何はともあれ、そこから椿が黒狐さんの力を解放した瞬間に皆で一斉に部屋へと飛び込む。

 

『酒呑童子!星熊童子!今日こそ・・・はっ!?』

 

『ぬっ・・・!?』

 

「おう妖怪センターのカチコミじゃコラ・・・あっ!?」

 

すると、その部屋にはなんと鬼2人だけではなくそれぞれに引っ付くように一緒に眠っている美弥子と美瑠の姿があったのだ。

 

遅れて椿も部屋へと突入して来たが、そのヤバい絵面に一瞬キョトンとしてからサーっと顔から血の気が引いていく。

 

「えっ?美弥子ちゃん、に美瑠・・・ちゃん。
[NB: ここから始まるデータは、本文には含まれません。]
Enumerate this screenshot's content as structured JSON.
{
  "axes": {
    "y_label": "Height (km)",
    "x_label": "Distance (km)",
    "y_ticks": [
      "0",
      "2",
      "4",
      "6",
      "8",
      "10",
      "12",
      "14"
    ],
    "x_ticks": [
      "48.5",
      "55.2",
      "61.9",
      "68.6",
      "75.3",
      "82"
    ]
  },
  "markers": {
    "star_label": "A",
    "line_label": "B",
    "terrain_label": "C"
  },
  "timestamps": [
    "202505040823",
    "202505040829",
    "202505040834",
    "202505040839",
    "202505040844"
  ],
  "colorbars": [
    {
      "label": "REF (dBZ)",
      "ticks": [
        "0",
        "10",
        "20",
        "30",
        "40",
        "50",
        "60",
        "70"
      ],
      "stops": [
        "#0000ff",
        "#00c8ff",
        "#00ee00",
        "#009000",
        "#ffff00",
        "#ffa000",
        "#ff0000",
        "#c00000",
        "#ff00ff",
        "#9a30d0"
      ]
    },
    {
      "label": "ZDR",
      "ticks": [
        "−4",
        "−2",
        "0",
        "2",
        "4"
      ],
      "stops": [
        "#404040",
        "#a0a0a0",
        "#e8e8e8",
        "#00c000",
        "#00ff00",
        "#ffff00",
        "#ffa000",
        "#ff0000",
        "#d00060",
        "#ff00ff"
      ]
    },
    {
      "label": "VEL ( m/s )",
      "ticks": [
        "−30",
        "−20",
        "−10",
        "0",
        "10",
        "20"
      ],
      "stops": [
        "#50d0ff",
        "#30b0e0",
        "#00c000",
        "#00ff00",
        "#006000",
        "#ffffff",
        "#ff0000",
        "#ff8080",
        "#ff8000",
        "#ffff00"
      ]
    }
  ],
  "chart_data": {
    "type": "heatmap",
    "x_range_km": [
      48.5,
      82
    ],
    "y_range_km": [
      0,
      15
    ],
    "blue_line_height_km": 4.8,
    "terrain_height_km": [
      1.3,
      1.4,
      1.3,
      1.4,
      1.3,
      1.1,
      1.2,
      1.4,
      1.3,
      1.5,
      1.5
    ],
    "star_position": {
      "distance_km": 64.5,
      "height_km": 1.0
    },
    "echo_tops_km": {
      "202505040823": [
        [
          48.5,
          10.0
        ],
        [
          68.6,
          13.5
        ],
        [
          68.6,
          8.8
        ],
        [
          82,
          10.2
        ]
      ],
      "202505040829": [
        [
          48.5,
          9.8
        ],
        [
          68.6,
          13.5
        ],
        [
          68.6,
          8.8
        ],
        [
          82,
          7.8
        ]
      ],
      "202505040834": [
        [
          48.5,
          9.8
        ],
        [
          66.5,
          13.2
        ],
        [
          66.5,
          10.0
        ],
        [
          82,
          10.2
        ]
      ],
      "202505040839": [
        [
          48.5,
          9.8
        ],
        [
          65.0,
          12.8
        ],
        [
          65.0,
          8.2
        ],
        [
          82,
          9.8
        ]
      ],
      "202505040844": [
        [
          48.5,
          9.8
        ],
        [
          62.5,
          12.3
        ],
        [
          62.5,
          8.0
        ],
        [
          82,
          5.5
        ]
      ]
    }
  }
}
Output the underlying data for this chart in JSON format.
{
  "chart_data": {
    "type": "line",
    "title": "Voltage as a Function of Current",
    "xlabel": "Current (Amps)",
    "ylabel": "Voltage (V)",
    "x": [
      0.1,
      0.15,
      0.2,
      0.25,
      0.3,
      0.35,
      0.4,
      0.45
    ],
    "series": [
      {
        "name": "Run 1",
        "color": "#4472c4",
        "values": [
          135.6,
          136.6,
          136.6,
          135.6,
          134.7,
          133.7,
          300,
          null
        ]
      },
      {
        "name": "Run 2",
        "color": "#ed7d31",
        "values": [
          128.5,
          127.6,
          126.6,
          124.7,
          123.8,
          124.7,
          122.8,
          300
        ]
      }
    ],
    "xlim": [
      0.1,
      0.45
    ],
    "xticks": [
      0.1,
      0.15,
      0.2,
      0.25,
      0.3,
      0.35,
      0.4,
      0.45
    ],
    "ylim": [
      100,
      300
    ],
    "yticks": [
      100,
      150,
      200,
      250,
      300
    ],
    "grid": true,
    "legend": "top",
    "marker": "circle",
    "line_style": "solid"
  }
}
まさか・・・」

 

そう、問題なのは捲れた布団から見える彼女達は――どういうわけか裸だったのである!

 

よくよく見たら鬼2人も上半身が裸で美瑠は酒呑童子のムキムキな身体に、美弥子は伊吹の少し小ぶりな胸に抱きついていて・・・うん、これギルティですわ〜はいギルティ!!

 

「妖異顕現、黒槌土壊!!」

 

「この変態共が!妖異顕現、稲妻雷霆蹴!!」

 

「「ゲフン!!」」

 

私達は腹ぺこな朝一番で出せる全力を使って、目の前のトンデモな変態鬼2人を叩き起こす。

 

「いってぇ!なんだなんだ!?」

 

「何だじゃありません!この・・・ロリコン犯罪変態鬼〜!」

 

「待ってくれ!どういう事だい!?落ち着いて話を――って、何で君達そんな格好で僕達の所に寝ているんだ!!」

 

『酒呑童子に星熊童子よ・・・流石にその子らはマズいだろう・・・』

 

『あぁ・・・流石にな』

 

うわぁ、見てみろ狐2人ですらドン引いてるよ。

さて、それよりも先ずはコイツらに熱〜いお灸を据えてやらないといかんね。

 

「ちょっと待て2人共!誤解だ、何もしてねぇ!」

 

「"5階"も"6階"もありますか!黒槌土壊!!」

 

「ぼ、僕も身に覚えが――」

 

「言い訳無用、その身に刻んで反省しやがれ!稲妻雷霆蹴!!」

 

「「待て(つってんだろう・って言ってるだろう)!!」」

 

鬼2人が屋敷の外へと逃げ出そうとしたので、私達は今後の世界中の女子の貞操を守るべく彼らをボコりに追いかけ回したのであった。

 

――なお、その1時間後くらいに美亜から美弥子と美瑠は裸で寝てしまう習慣がある事を知ったのは別な話である。